O esquema usava galpões de reciclagem no lado uruguaio, de onde caminhões buscavam o material e traziam para o lado brasileiro. Também traziam embalagens plásticas e garrafas PET usadas. Por meio da Operação Fauda, os agentes descobriram um esquema milionário de lavagem de dinheiro do tráfico de lixo que usava emissão de notas fiscais por empresa fictícia de transporte de sucata. Em um ano, foram movimentados mais de R$ 90 milhões.
A PF suspeita que exista conexão entre os grupos contrabandistas de lixo e os de tráfico de drogas e armas. Já há registros da apreensão de armas em meio ao lixo contrabandeado. O delegado diz que esses gupos são violentos e já mataram testemunhas que colaboraram com a polícia.

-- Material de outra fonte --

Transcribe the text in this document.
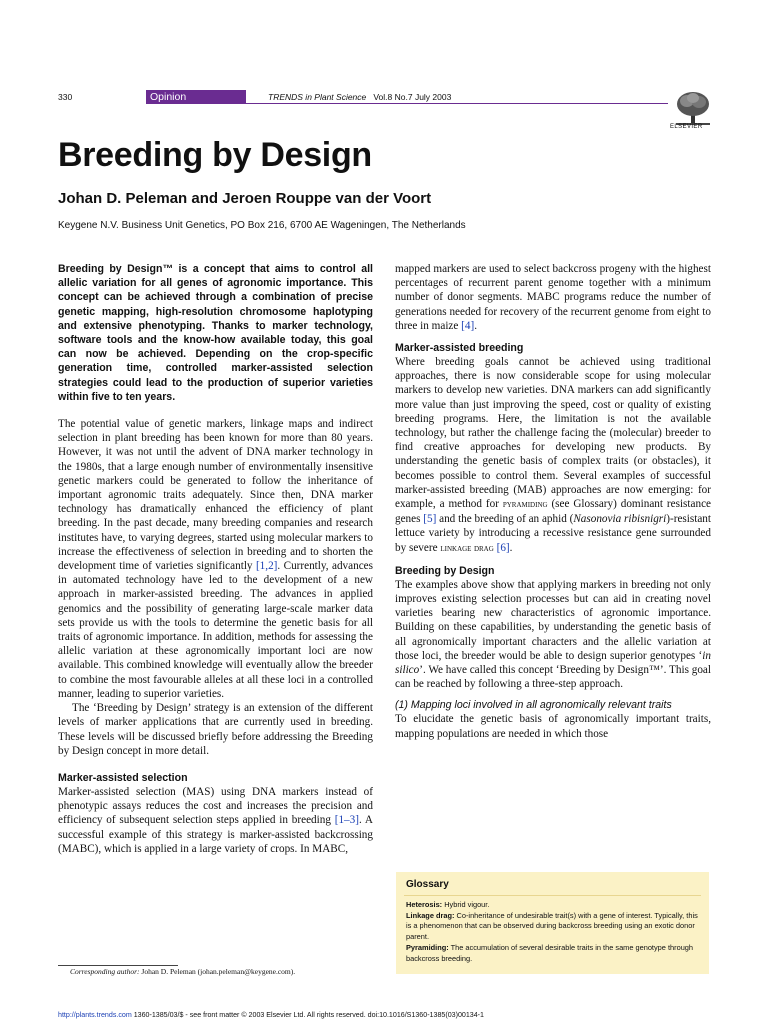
330	Opinion	TRENDS in Plant Science Vol.8 No.7 July 2003
ELSEVIER
Breeding by Design
Johan D. Peleman and Jeroen Rouppe van der Voort
Keygene N.V. Business Unit Genetics, PO Box 216, 6700 AE Wageningen, The Netherlands

Breeding by Design™ is a concept that aims to control all allelic variation for all genes of agronomic importance. This concept can be achieved through a combination of precise genetic mapping, high-resolution chromosome haplotyping and extensive phenotyping. Thanks to marker technology, software tools and the know-how available today, this goal can now be achieved. Depending on the crop-specific generation time, controlled marker-assisted selection strategies could lead to the production of superior varieties within five to ten years.

The potential value of genetic markers, linkage maps and indirect selection in plant breeding has been known for more than 80 years. However, it was not until the advent of DNA marker technology in the 1980s, that a large enough number of environmentally insensitive genetic markers could be generated to follow the inheritance of important agronomic traits adequately. Since then, DNA marker technology has dramatically enhanced the efficiency of plant breeding. In the past decade, many breeding companies and research institutes have, to varying degrees, started using molecular markers to increase the effectiveness of selection in breeding and to shorten the development time of varieties significantly [1,2]. Currently, advances in automated technology have led to the development of a new approach in marker-assisted breeding. The advances in applied genomics and the possibility of generating large-scale marker data sets provide us with the tools to determine the genetic basis for all traits of agronomic importance. In addition, methods for assessing the allelic variation at these agronomically important loci are now available. This combined knowledge will eventually allow the breeder to combine the most favourable alleles at all these loci in a controlled manner, leading to superior varieties.

The ‘Breeding by Design’ strategy is an extension of the different levels of marker applications that are currently used in breeding. These levels will be discussed briefly before addressing the Breeding by Design concept in more detail.

Marker-assisted selection

Marker-assisted selection (MAS) using DNA markers instead of phenotypic assays reduces the cost and increases the precision and efficiency of subsequent selection steps applied in breeding [1–3]. A successful example of this strategy is marker-assisted backcrossing (MABC), which is applied in a large variety of crops. In MABC,

mapped markers are used to select backcross progeny with the highest percentages of recurrent parent genome together with a minimum number of donor segments. MABC programs reduce the number of generations needed for recovery of the recurrent genome from eight to three in maize [4].

Marker-assisted breeding

Where breeding goals cannot be achieved using traditional approaches, there is now considerable scope for using molecular markers to develop new varieties. DNA markers can add significantly more value than just improving the speed, cost or quality of existing breeding programs. Here, the limitation is not the available technology, but rather the challenge facing the (molecular) breeder to find creative approaches for developing new products. By understanding the genetic basis of complex traits (or obstacles), it becomes possible to control them. Several examples of successful marker-assisted breeding (MAB) approaches are now emerging: for example, a method for pyramiding (see Glossary) dominant resistance genes [5] and the breeding of an aphid (Nasonovia ribisnigri)-resistant lettuce variety by introducing a recessive resistance gene surrounded by severe linkage drag [6].

Breeding by Design

The examples above show that applying markers in breeding not only improves existing selection processes but can aid in creating novel varieties bearing new characteristics of agronomic importance. Building on these capabilities, by understanding the genetic basis of all agronomically important characters and the allelic variation at those loci, the breeder would be able to design superior genotypes ‘in silico’. We have called this concept ‘Breeding by Design™’. This goal can be reached by following a three-step approach.

(1) Mapping loci involved in all agronomically relevant traits

To elucidate the genetic basis of agronomically important traits, mapping populations are needed in which those

Glossary
Heterosis: Hybrid vigour.
Linkage drag: Co-inheritance of undesirable trait(s) with a gene of interest. Typically, this is a phenomenon that can be observed during backcross breeding using an exotic donor parent.
Pyramiding: The accumulation of several desirable traits in the same genotype through backcross breeding.
Corresponding author: Johan D. Peleman (johan.peleman@keygene.com).
http://plants.trends.com 1360-1385/03/$ - see front matter © 2003 Elsevier Ltd. All rights reserved. doi:10.1016/S1360-1385(03)00134-1
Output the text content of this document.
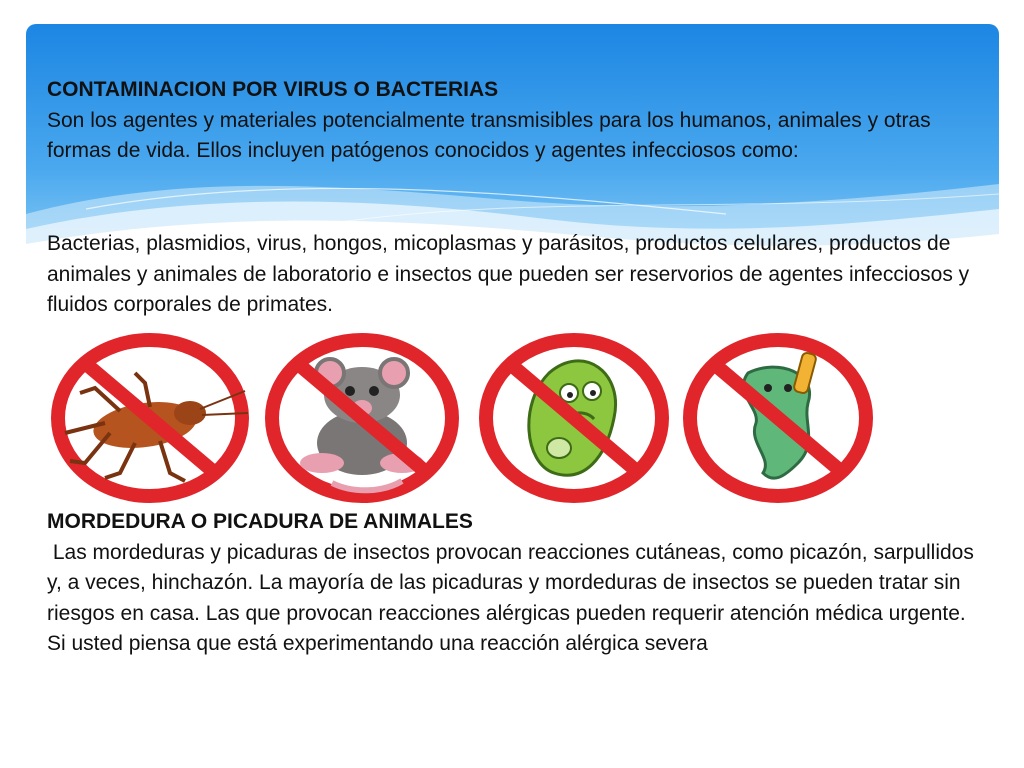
CONTAMINACION POR VIRUS O BACTERIAS
Son los agentes y materiales potencialmente transmisibles para los humanos, animales y otras formas de vida. Ellos incluyen patógenos conocidos y agentes infecciosos como:
Bacterias, plasmidios, virus, hongos, micoplasmas y parásitos, productos celulares, productos de animales y animales de laboratorio e insectos que pueden ser reservorios de agentes infecciosos y fluidos corporales de primates.
MORDEDURA O PICADURA DE ANIMALES
Las mordeduras y picaduras de insectos provocan reacciones cutáneas, como picazón, sarpullidos y, a veces, hinchazón. La mayoría de las picaduras y mordeduras de insectos se pueden tratar sin riesgos en casa. Las que provocan reacciones alérgicas pueden requerir atención médica urgente. Si usted piensa que está experimentando una reacción alérgica severa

De acordo com o delegado, um dos investigados na Operação Fauda já foi alvo de mais de 20 inquéritos da polícia nos últimos dez anos. Ele aparece no topo do ranking das apreensões de sucata de baterias feitas pelo Ibama em Santana do Livramento. As ações conjuntas da PF com a Receita Federal e o Ibama levaram a Delegacia da Receita Federal de Santa Maria a separar um setor especial em um galpão, para onde são levadas as apreensões da Receita Federal na região.
Alexandre Zorzo Righes, chefe da Delegacia da Receita Federal em Santa Maria, explicou que as sucatas contrabandeadas costumam ir para empresas de baterias para recondicioná-las e vendê-las como novas. Também explicou que as sucatas plásticas que vêm do Uruguai vão para empresas de reciclagem.
Segundo Righes, a Receita teve que gastar dinheiro com um lugar especial para armazenar as baterias apreendidas por causa do risco ambiental e emprega muito dinheiro para dar a destinação do resíduo perigoso com a contratação de empresa especializada nesse tipo de descarte.
“Baterias são preocupantes porque têm líquidos, metais pesados poluentes. É um problema grande”, alerta.